23 Aralık 2002 KESK DANIŞMA MECLİSİNE
23-24 Aralık 2002 tarihli Danışma Meclisi gündemine ilişkin şubelerimizden gelen görüşler doğrultusunda oluşturulan yaklaşım aşağıda sunulmuştur.
1- Siyasal Sürecin Değerlendirilmesi
Emperyalizmin IMF, Dünya Bankası, Dünya Ticaret Örgütü gibi ekonomik ve siyasi örgütler aracılığıyla yürüttüğü politikalar ülkemizde de yansımasını acımasızca hissettirmiştir. Bu politikalardan en çok işçi, emekçi, küçük esnaf, yoksul köylülük olmak üzere tüm toplum kesimleri olumsuz etkilenmiş, yoksulluk ve sefalet derinleşmiştir. İşsizliğin, yoksulluğun, özelleştirmelerin yoğunlaştığı, yolsuzluğun, yağmanın arttığı bir dönemde; yapılan erken genel seçimler sonucunda, parlamentodaki hükümet ve muhalefet partileri tarihe karıştı. 57. Hükümetin halk aleyhine uygulanan IMF güdümlü programların sonuçlarının açığa çıkmasıyla, seçim sürecinde halkın beklentilerine yakın söylemlerde bulunan AK Parti tepki oylarıyla tek başına iktidar oldu.
AK Parti hükümeti açıkladığı Acil Eylem Planı ve hükümet programıyla IMF programını aksatmadan sürdüreceğini, özelleştirmelere hız vereceğini beyan etmiş, çalışma yaşamında kazanılmış hakları ortadan kaldıracak düzenlemeler yapılacağı kamuoyuna yansıtılmış bulunmaktadır. Kısaca, 58. Hükümetin en az 57. Hükümet kadar emek düşmanı politikaları yaşama geçirme noktasında onu aratmayacak bir tutum izleyeceği bugüne kadarki söylemleriyle açığa çıkmıştır.
Diğer yandan, 3 Kasım seçimleri sonucunda, geniş yığınların içinde yer alacağı ve saldırıları püskürtecek, birlikte mücadeleyi örgütleyecek geniş bir güç birliği de ortaya çıkmıştır. Bu güç birliğinin mücadele birliği ve cephesi olarak geliştirmesi önümüzdeki dönemin görevleri arasındadır.

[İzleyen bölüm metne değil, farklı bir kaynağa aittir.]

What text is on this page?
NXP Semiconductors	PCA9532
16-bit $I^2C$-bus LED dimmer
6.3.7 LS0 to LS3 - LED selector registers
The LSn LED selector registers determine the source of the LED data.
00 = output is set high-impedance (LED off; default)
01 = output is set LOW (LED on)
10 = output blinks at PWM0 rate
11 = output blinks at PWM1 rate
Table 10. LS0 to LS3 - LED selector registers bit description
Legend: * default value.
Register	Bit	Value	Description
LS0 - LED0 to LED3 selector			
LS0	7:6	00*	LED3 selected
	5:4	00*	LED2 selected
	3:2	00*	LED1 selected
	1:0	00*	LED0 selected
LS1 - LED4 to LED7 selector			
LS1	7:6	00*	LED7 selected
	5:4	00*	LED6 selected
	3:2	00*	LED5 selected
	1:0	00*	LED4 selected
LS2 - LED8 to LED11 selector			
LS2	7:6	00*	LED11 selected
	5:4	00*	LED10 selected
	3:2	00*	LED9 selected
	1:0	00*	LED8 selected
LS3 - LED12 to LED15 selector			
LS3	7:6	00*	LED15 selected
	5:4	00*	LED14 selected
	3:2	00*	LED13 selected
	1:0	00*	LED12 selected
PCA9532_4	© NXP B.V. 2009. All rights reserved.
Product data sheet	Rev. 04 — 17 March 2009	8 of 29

ABD’nin petrol ve enerji yataklarını kontrolü altına almak için Irak’a yönelik saldırı planı, ABD’nin Ortadoğu ve Kafkasya üzerinde hakimiyet kurma girişiminin bir9 adımıdır. Irak halkının kanı üzerinden Türkiye’yi pazarlama çabaları olduğu kadar, emekçi yığınların, demokratik k itle örgütlerinin, sendikaların üzerinde yaratacağı baskı ve yeni hak kayıplarının yaşanmasına neden olacaktır.
Diğer yandan Irak’a yönelik savaşın bölgedeki Kürt halkının imhasına yöneleceğinin ve şovenist bir dalganın yükseltileceğinin ipuçları da mevcuttur. 15 yıl süren savaşın sonuçları tüm emekçileri ve sendikal hareketi olumsuz yönde etkilediği bilinmektedir. Bu nedenle savaş karşıtı tutum almak ve bu konuda özne olmak Konfederasyonumuz açısından önemlidir.
2- Önümüzdeki Süreç
- 2003 Bütçesi – Ücretler – Zorunlu Tasarruf
IMF’ye verilen niyet mektubu doğrultusunda, kamu emekçilerinin 2003-2004 ücret hakları, 2002 bütçesi yapılırken “belirlenmiştir.” Öngörülen ücret artışları 2003 için %10, 2004 için %15’tir. Bugünlerde de hükümet tek taraflı olarak ücret artışları konusunda açıklamalarda bulunmaktadır. 2003 bütçesinin tüm kalemler itibariyle emekçiler lehine düzenlenmesi önem arz etmektedir. Bu noktada IMF’yi hedefine koyan ve tüm ezilen kesimleri ekonomik-demokratik talepler etrafında birleştiren bir mücadele hattı örülebilmeli.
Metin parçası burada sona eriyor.